Un hectare de terre sur les 2,2 hectares de l’exploitation est actuellement cultivé Aux Champs-Braysiens.

L’agroécologie au cœur du projet

« En 2019, l’ancienne équipe municipale avait le projet d’installer un agriculteur, ce qui me semblait difficile, raconte Yves Delcroix, conseiller municipal à la transition écologique, qui travaillait alors à la chambre d’agriculture d’Indre-et-Loire. J’ai alors orienté le maire vers une réflexion autour de la régie municipale. » Après des échanges avec d’autres communes comme la ville de Mouans-Sartoux dans les Alpes-Maritimes – première ville de plus de 10 000 habitants à passer au 100 % bio et local en restauration collective – « nous sommes donc partis sur un contrat de projet ». Celui-ci permet aux employeurs publics de recruter des agents en CDD pour une opération en particulier.

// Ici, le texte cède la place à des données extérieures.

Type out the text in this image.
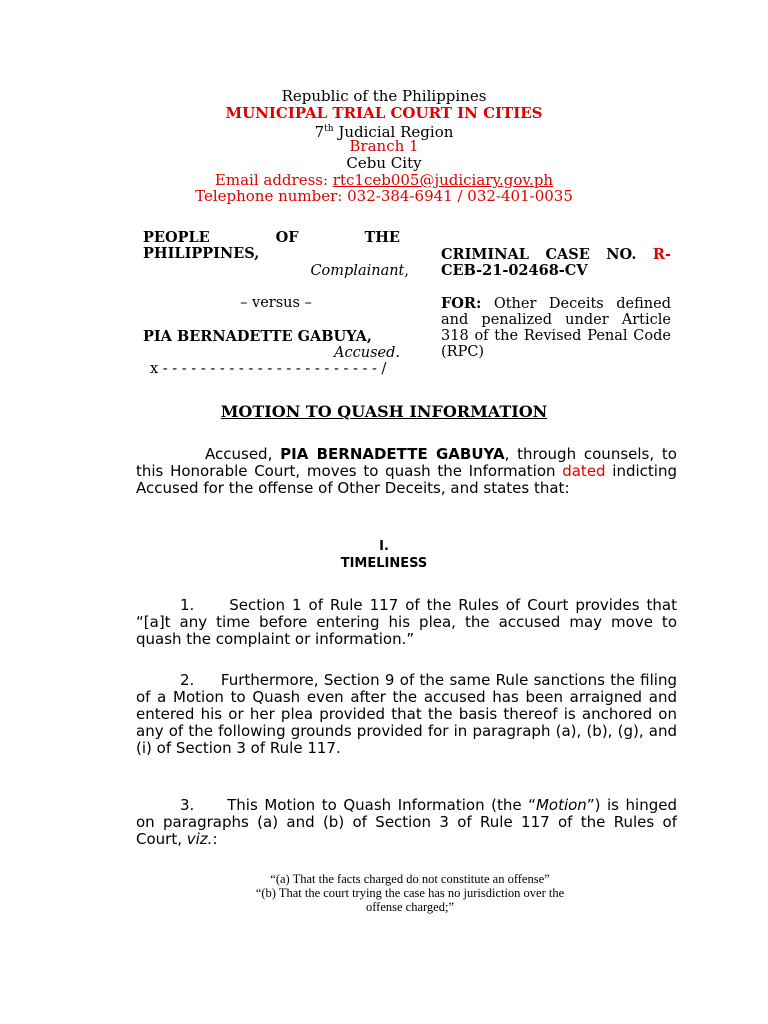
Republic of the Philippines
MUNICIPAL TRIAL COURT IN CITIES
7th Judicial Region
Branch 1
Cebu City
Email address: rtc1ceb005@judiciary.gov.ph
Telephone number: 032-384-6941 / 032-401-0035
PEOPLE	OF	THE
PHILIPPINES,
Complainant,
– versus –
PIA BERNADETTE GABUYA,
Accused.
x - - - - - - - - - - - - - - - - - - - - - - - /
CRIMINAL CASE NO. R-CEB-21-02468-CV
FOR: Other Deceits defined and penalized under Article 318 of the Revised Penal Code (RPC)
MOTION TO QUASH INFORMATION
Accused, PIA BERNADETTE GABUYA, through counsels, to this Honorable Court, moves to quash the Information dated indicting Accused for the offense of Other Deceits, and states that:
I.
TIMELINESS
1.     Section 1 of Rule 117 of the Rules of Court provides that “[a]t any time before entering his plea, the accused may move to quash the complaint or information.”
2.     Furthermore, Section 9 of the same Rule sanctions the filing of a Motion to Quash even after the accused has been arraigned and entered his or her plea provided that the basis thereof is anchored on any of the following grounds provided for in paragraph (a), (b), (g), and (i) of Section 3 of Rule 117.
3.     This Motion to Quash Information (the “Motion”) is hinged on paragraphs (a) and (b) of Section 3 of Rule 117 of the Rules of Court, viz.:
“(a) That the facts charged do not constitute an offense”
“(b) That the court trying the case has no jurisdiction over the offense charged;”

Parmi la dizaine de candidatures à l’installation, le projet agroécologique de Yannick Barriol a été retenu. La parcelle est exploitée sans travail du sol, selon la technique dite du maraîchage sur sol vivant. « Le but ? Favoriser un environnement propice à la biodiversité », souligne le maraîcher municipal, embauché pour trois ans renouvelables.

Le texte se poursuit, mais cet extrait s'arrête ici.